For each queued entity class, flush() inspects its @ManyToOne relations and produces a dependency graph. The ordering is:

  1. Inserts — parents before children. If Book is queued and references Author, Author rows are inserted first.
  2. Updates — bucket order is irrelevant; updates run per-class via bulkUpdate.
  3. Deletes — children before parents (reverse of the insert order), so FK constraints stay satisfied.

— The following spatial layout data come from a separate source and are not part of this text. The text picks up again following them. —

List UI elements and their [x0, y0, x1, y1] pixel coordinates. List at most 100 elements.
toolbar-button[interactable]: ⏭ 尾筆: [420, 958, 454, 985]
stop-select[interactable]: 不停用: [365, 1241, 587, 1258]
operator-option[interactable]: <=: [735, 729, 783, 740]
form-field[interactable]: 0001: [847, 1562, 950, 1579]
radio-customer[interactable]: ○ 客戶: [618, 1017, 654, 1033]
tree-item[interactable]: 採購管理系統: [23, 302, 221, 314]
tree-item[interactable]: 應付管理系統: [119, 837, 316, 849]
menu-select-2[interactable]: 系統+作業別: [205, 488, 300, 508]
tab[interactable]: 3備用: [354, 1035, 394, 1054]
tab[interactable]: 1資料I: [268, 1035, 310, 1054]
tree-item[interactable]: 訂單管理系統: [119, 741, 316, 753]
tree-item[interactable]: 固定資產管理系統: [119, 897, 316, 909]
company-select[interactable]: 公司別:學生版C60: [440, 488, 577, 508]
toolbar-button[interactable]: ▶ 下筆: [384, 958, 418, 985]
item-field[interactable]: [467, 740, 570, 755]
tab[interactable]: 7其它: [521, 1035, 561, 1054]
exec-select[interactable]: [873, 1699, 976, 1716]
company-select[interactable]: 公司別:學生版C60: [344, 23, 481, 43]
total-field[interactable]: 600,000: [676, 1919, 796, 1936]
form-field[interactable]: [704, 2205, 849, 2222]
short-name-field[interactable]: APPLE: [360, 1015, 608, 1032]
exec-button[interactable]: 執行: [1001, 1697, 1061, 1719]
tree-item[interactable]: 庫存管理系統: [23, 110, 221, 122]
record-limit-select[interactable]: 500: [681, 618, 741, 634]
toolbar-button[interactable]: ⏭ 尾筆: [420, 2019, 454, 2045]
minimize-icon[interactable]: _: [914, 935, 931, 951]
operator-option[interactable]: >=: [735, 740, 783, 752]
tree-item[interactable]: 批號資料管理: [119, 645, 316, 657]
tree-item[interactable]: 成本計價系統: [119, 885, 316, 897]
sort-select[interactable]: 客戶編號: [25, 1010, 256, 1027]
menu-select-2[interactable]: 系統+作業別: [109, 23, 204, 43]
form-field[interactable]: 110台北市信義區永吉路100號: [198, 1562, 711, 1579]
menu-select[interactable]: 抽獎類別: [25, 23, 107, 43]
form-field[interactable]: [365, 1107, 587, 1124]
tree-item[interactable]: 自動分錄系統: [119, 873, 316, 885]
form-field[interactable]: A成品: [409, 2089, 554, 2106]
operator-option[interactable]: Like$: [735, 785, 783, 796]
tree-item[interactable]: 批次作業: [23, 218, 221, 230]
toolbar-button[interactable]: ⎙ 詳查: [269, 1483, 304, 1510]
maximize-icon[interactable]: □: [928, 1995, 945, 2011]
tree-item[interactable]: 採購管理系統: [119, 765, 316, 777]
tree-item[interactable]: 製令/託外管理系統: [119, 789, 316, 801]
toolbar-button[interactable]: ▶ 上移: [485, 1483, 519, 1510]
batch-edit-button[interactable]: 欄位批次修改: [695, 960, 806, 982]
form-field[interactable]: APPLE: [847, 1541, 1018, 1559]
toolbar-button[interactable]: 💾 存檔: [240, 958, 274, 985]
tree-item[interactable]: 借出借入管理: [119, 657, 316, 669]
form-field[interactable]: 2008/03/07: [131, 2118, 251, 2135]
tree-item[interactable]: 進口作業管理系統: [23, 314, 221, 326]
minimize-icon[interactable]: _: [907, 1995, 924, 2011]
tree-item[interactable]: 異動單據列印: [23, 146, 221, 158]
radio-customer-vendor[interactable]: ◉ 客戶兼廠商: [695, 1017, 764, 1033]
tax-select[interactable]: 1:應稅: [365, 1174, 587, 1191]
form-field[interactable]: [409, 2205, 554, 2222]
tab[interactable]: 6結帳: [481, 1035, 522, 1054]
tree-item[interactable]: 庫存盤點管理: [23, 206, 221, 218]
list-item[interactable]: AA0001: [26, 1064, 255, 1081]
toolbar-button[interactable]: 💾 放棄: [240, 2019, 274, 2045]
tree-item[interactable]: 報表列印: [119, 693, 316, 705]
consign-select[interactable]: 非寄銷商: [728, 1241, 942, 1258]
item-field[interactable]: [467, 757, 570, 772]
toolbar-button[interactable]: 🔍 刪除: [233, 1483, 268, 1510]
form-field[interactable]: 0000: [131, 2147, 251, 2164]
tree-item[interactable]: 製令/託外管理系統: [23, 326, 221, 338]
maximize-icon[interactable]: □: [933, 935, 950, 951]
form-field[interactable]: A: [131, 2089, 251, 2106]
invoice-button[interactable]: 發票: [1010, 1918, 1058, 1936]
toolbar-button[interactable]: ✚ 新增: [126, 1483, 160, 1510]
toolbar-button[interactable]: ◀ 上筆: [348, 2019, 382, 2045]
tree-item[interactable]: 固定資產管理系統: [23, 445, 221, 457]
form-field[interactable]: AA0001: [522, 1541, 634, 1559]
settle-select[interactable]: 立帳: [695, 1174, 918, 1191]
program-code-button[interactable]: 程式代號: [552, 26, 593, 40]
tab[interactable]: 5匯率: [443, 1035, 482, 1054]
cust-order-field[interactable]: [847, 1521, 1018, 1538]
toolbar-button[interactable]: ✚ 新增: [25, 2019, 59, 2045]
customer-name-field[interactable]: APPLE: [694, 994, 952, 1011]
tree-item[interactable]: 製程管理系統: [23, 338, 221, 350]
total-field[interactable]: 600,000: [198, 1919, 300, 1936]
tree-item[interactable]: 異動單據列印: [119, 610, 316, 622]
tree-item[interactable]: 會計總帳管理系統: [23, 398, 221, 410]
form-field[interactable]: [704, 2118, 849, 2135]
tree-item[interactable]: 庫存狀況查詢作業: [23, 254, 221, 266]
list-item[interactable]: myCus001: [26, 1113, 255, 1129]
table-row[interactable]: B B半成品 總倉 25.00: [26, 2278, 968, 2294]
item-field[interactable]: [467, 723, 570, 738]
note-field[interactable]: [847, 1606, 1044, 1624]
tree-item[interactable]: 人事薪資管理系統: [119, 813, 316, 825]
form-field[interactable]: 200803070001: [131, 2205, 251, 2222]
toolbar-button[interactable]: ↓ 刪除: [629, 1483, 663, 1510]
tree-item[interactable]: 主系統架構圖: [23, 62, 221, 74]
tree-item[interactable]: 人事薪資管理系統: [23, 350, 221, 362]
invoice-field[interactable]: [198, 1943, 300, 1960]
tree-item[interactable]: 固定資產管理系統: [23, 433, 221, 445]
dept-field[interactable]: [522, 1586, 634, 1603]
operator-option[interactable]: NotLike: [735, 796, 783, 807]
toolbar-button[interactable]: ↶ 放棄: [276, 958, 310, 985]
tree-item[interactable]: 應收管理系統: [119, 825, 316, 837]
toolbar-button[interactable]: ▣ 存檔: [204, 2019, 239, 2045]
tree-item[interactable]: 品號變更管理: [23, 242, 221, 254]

If a cycle is detected (rare; only happens with self-referencing graphs), the session falls back to insertion order. In that case you should commit the cycle in two phases or rely on deferred constraints (database-level).

Atomicity

flush() opens a transaction (or reuses the current one) and runs every queued statement inside it. Any error rolls back everything — inserts, updates, and deletes. The session is always cleared after flush() (both on success and failure), so you can re-queue and retry.

try {
await session.flush();
} catch (err) {
// Nothing was committed; session is cleared.
}

If flush() is invoked while already inside Orm.getInstance().transaction(...), it joins that transaction instead of opening a new one.

withSession() helper

For ergonomic auto-flush:

import { withSession } from '@carno.js/orm';

await withSession(async (s) => {
s.queueInsert(Author, { name: 'Ada' });
s.queueInsert(Book, { title: 'X', authorId: 1 });
});
// Auto-flushed; throws if work failed (no commit).

If the callback throws, the session is cleared and the error is rethrown. Pass { autoFlush: false } to disable the auto-flush and call session.flush() yourself.

Performance

Session.flush() measured against an equivalent series of sequential create() calls (50 authors + 500 books, mixed graph):

DriverSequentialflush()Speedup
Postgres~538 ms~9 ms~57×
MySQL~1930 ms~18 ms~106×

When NOT to use Session

  • Single homogeneous batch → use Repository.bulkCreate / bulkUpdate / bulkDelete directly.
  • You need the inserted ids inside the same call to chain further work — Session returns counters, not entities. Use Repository.bulkCreate (which returns the hydrated rows) and then queue follow-up work by id.